No one dreamed what went on in Thomas Buddenbrook. No one must guess. But it was just this keeping everybody in ignorance of his mortification, his hatred, his powerlessness, that was so cruelly hard! People were beginning to find him a little ludicrous; but perhaps their laugh would have turned to pity if they had even dimly suspected how much he was on his guard against their laughter! He had seen it coming long before, he had felt it beforehand, before anyone else had such an idea in his head. His much-carped-at vanity had its source largely in this fear. He had been first to see, with dismay, the growing disparity between himself and his lovely wife, on whom the years had not laid a finger. And now, since the advent of Herr von Throta, he had to fight with the last remnant of his strength to dissimulate his own misgivings, in order that they might not make him a laughingstock in the eyes of the community.

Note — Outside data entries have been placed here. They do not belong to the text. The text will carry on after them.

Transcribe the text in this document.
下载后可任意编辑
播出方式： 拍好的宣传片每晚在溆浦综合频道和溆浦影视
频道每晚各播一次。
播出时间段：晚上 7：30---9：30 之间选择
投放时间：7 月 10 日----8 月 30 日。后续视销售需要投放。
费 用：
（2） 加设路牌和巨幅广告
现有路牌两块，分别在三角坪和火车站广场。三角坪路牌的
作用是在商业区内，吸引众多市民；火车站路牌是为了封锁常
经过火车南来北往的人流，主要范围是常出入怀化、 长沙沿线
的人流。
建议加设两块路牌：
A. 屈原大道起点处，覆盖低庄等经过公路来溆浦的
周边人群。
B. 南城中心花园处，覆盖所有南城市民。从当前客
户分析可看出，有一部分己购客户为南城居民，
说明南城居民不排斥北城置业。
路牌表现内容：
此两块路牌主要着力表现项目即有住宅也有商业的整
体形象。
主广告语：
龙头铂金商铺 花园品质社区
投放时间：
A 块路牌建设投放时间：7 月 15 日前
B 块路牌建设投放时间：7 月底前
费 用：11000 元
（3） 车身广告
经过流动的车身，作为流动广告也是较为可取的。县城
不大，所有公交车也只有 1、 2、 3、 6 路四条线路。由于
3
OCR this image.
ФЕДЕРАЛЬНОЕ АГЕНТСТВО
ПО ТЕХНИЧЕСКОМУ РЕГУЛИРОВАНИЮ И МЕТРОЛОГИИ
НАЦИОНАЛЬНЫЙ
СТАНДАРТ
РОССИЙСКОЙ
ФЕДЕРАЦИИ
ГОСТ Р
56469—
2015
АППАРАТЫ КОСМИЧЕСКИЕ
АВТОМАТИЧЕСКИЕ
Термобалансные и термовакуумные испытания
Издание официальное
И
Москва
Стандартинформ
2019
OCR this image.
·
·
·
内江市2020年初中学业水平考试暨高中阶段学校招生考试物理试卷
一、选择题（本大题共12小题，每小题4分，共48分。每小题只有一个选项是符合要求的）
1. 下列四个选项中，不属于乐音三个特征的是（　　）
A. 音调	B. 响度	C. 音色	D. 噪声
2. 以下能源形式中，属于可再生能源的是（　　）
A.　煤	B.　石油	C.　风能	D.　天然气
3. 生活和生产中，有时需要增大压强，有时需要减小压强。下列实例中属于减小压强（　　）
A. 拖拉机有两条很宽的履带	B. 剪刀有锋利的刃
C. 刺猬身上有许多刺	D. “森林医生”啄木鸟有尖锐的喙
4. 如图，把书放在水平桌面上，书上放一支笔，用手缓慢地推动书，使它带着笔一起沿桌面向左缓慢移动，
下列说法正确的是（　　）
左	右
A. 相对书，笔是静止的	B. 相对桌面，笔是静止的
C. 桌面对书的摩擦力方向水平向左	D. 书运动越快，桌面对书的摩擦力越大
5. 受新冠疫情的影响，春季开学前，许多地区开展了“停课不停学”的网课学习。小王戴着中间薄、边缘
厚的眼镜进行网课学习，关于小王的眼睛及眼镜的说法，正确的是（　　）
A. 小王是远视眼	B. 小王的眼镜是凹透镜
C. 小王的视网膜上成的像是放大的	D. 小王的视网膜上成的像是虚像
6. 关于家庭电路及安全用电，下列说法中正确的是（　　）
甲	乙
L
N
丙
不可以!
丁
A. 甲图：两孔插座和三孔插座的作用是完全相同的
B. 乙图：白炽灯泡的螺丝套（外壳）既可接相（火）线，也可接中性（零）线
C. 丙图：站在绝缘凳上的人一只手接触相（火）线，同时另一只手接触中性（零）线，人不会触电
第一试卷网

Gerda Buddenbrook and the eccentric young officer met each other, naturally, in the world of music. Herr von Throta played the piano, violin, viola, cello, and flute, and played them all unusually well. Often the Senator became aware of an impending visit when Herr von Throta’s man passed the office-door with his master’s cello-case on his back. Thomas Buddenbrook would sit at his desk and watch until he saw his wife’s friend enter the house. Then, overhead in the salon, the harmonies would rise and surge like waves, with singing, lamenting, unearthly jubilation; would lift like clasped hands outstretched toward Heaven; would float in vague ecstasies; would sink and die away into sobbing, into night and silence. But they might roll and seethe, weep and exult, foam up and enfold each other, as unnaturally as they liked! They were not the worst. The worst, the actually torturing thing, was the silence. It would sometimes reign so long, so long, and so profoundly, above there in the salon, that it was impossible not to feel afraid of it. There would be no tread upon the ceiling, not even a chair would move—simply a soundless, speechless, deceiving, secret silence. Thomas Buddenbrook would sit there, and the torture was such that he sometimes softly groaned.